Os pesquisadores Beal, Flaminia e Jessica propõem ainda a redução no consumo de grãos integrais, leguminosas e oleaginosas. Esses alimentos, explicam os autores do artigo recém-lançado, são ricos em fitatos. Importante para a germinação das plantas, essas substâncias dificultam a absorção de vitaminas e minerais pelo organismo humano.

Dieta saudável

A dieta da saúde planetária propõe que, de um total de 2,5 mil calorias ingeridas todos os dias, 172 sejam fornecidas por feijões, lentilhas e ervilhas. Segundo o levantamento divulgado mais recentemente, o ideal seria cortar essa quantidade em 80%. Na prática, seria trocar pouco mais de duas conchas de feijão por meia porção diária.

É preciso levar conta, como escreve Beal em artigo para a plataforma AgFunder, que, com as mudanças climáticas, as concentrações de ferro e zinco nos grãos devem diminuir, “tornando esses nutrientes ainda mais difíceis de obter, especialmente em dietas à base de vegetais”.

Como vários especialistas, o trio de estudiosos argumenta que a alimentação proposta pelo EAT-Lancet, ao propor uma dieta planetária, desprezando as particularidades de diferentes contextos culturais e condições ambientais, não é factível.

O ideal seria, segundo Beal, sugerir dietas locais. Que levassem em conta também as preferências do consumidor. “Em geral, as pessoas querem mais carne vermelha do que o recomendado”, defende o pesquisador da GAIN. Se essas características não são levadas em conta, é difícil mudar hábitos, sobretudo os alimentares.

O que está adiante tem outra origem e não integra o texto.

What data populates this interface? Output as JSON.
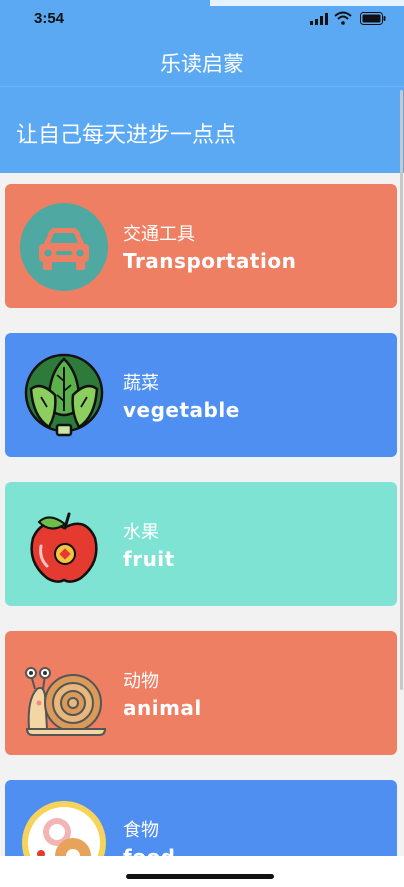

Para que 10 bilhões de pessoas tenham o que comer, em 2050, a produção de alimentos deve aumentar em 70%, nos cálculos da FAO, a agência para agricultura e alimentação da Organização das Nações Unidas. A adoção de um cardápio nutritiva e ecológico é apenas uma parte da equação de como combinar dietas saudáveis com sistemas agroalimentares sustentáveis.

“Isso exigirá um esforço incrível e a união da sociedade, governos, academia e organizações não governamentais”, defendem os pesquisadores Beal, Flaminia e Jessica. “A saúde humana e a preservação do meio ambiente são dois dos maiores desafios de nosso tempo e estão intrinsecamente ligados. Não devemos deixar ninguém para trás tampouco negligenciar as questões ambientais.”